Eberhard Weber
Stages Of A Long Journey
Gary Burton vibraphone
Jan Garbarek soprano and tenor saxophones
Rainer Brüninghaus piano
Eberhard Weber bass
Marilyn Mazur percussion
SWR Stuttgart Radio Symphony Orchestra
Roland Kluttig conductor
Recorded in concert, March 23/24, 2005, Theaterhaus Stuttgart
Engineer: Michael Sandner
Concert produced by Martin Mühleis
Stages Of A Long Journey documents the best moments of two March 2005 concerts in Stuttgart celebrating the 65th birthday of Eberhard Weber. The bassist has, of course, been a mainstay at ECM, where his comparable talents as composer and arranger have found room to flourish since his breakthrough “Colours” discs of the seventies. This is his first live record for the label he calls home.

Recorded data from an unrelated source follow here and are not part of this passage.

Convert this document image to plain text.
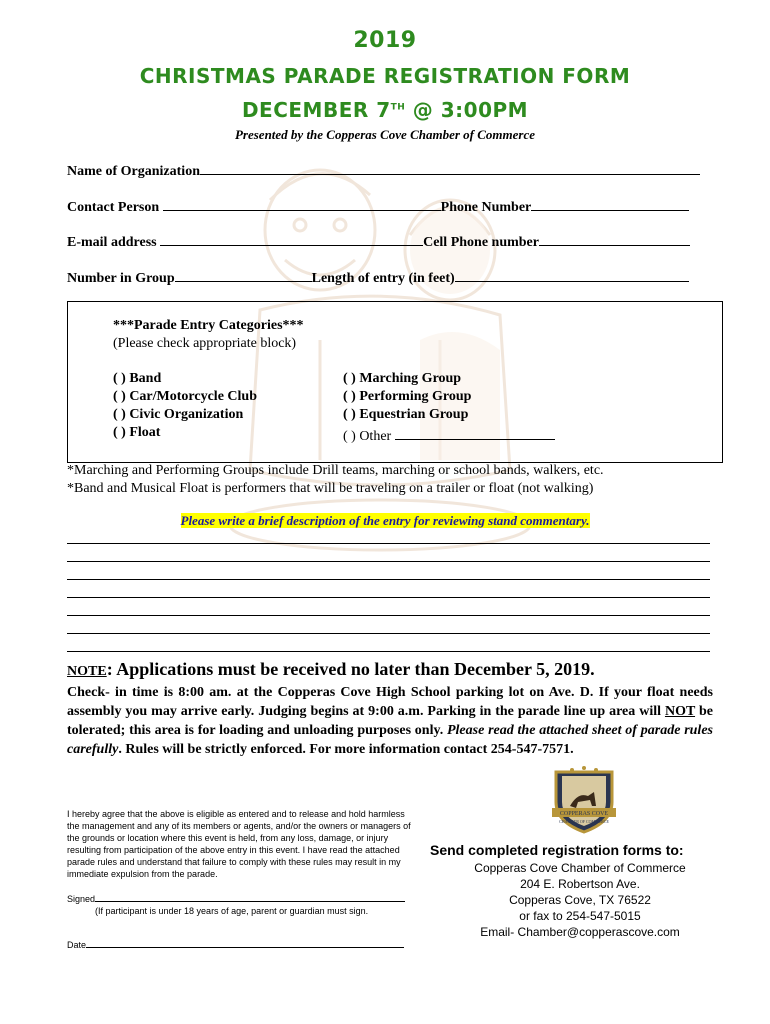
2019
CHRISTMAS PARADE REGISTRATION FORM
DECEMBER 7TH @ 3:00PM
Presented by the Copperas Cove Chamber of Commerce
Name of Organization
Contact Person	Phone Number
E-mail address	Cell Phone number
Number in Group	Length of entry (in feet)
***Parade Entry Categories***
(Please check appropriate block)
( ) Band
( ) Car/Motorcycle Club
( ) Civic Organization
( ) Float
( ) Marching Group
( ) Performing Group
( ) Equestrian Group
( ) Other
*Marching and Performing Groups include Drill teams, marching or school bands, walkers, etc.
*Band and Musical Float is performers that will be traveling on a trailer or float (not walking)
Please write a brief description of the entry for reviewing stand commentary.
NOTE: Applications must be received no later than December 5, 2019.
Check- in time is 8:00 am. at the Copperas Cove High School parking lot on Ave. D. If your float needs assembly you may arrive early. Judging begins at 9:00 a.m. Parking in the parade line up area will NOT be tolerated; this area is for loading and unloading purposes only. Please read the attached sheet of parade rules carefully. Rules will be strictly enforced. For more information contact 254-547-7571.
COPPERAS COVE
CHAMBER OF COMMERCE
I hereby agree that the above is eligible as entered and to release and hold harmless the management and any of its members or agents, and/or the owners or managers of the grounds or location where this event is held, from any loss, damage, or injury resulting from participation of the above entry in this event. I have read the attached parade rules and understand that failure to comply with these rules may result in my immediate expulsion from the parade.
Signed
(If participant is under 18 years of age, parent or guardian must sign.
Date
Send completed registration forms to:
Copperas Cove Chamber of Commerce
204 E. Robertson Ave.
Copperas Cove, TX 76522
or fax to 254-547-5015
Email- Chamber@copperascove.com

The album’s roster represents decades of inter- and intra-musical friendship, and dots a compass of profound collaboration. Saxophonist Jan Garbarek, in whose self-named group Weber has performed alongside many of the other featured musicians, returns the favor by casting his nets back to tunes in which he was never originally involved. The elliptical nature of it all brews fresh ideas and colorations, especially in the duo track “Seven Movements,” in which Garbarek’s soprano rides the ember-glow of Weber’s arpeggios like a bird on the wing.
Another evocative duo comes in the form of “Yesterdays.” The 1930s show tune pairs Weber with surprise guest (and oldest ally of them all) Wolfgang Dauner, he of the elusive Output, at the keys. In this conversation, one encounters the joy with which the bassist emotes. This makes it the most nostalgic portion of the program, which is perhaps why Weber foregoes his trusty electrobass and, in a rare turn, goes unplugged for a spell on the standard upright.
Another wizard of the keyboard, Rainer Brüninghaus, is a necessary presence for such a performance. Having contributed atmospheric details to so many of Weber’s tapestries, he lifts the classic “The Colours of Chloë”—which opens the five-part Birthday Suite—to new heights. The combination of bass and piano here reaches across and beyond the ensemble’s stretched canvas. Brüninghaus furthers the suite with his original “Piano transition,” as does percussionist Marilyn Mazur in her “Percussion transition,” both satellites orbiting Weber’s dreamlike “Maurizius” in telepathic gravitation. Moreover, Vibraphonist Gary Burton makes his mark on “Yellow Fields,” the suite’s final offering. Here, too, is where the final pieces of the puzzle work most intuitively, as the 90-piece Stuttgart Radio Symphony Orchestra, under the baton of Roland Kluttig, transitions across newly fertilized surroundings with its unassuming blend.
Because there has always been something of an orchestral heart beating in Weber’s music, one should not put too much stock into its actualization herein. This is duly apparent in “Silent Feet.” As the album’s opener, it is as likely an introduction as any for those hearing these pieces for the first time, but on its waves bobs the unblemished torch of interpretation that Weber has carried all these years, reaching full conflagration in a new take on Carla Bley’s “Syndrome.” This pet tune takes listeners into exciting directions as Weber navigates a shifting mosaic—sometimes in triplicate, sometimes duplicate—with controlled heat.Percussionist Reto Weber and beatboxing phenomenon Nino G join in the fun for “Hang Around” (a wordplay on Reto’s hang drum), much to the audience’s obvious delight. It is a playful interlude, but an equally conducive facet of the bassist’s prism, as is “The Last Stage Of A Long Journey,” a veritable origami figure of wind, land, and, above all, light.
Eberhard Weber’s music is a process of translation. Through it all, his bass is a visceral, thrumming magnet that seems to emerge from the very earth even while burrowing into it. His musical language is interlocking yet contrapuntal. Like an open book, its pages contain infinite wisdom but come together at the spine. All the more appropriate that Weber should end solo with “Air.” A summation but also a beginning, it is a badge of honor as only he can wear it.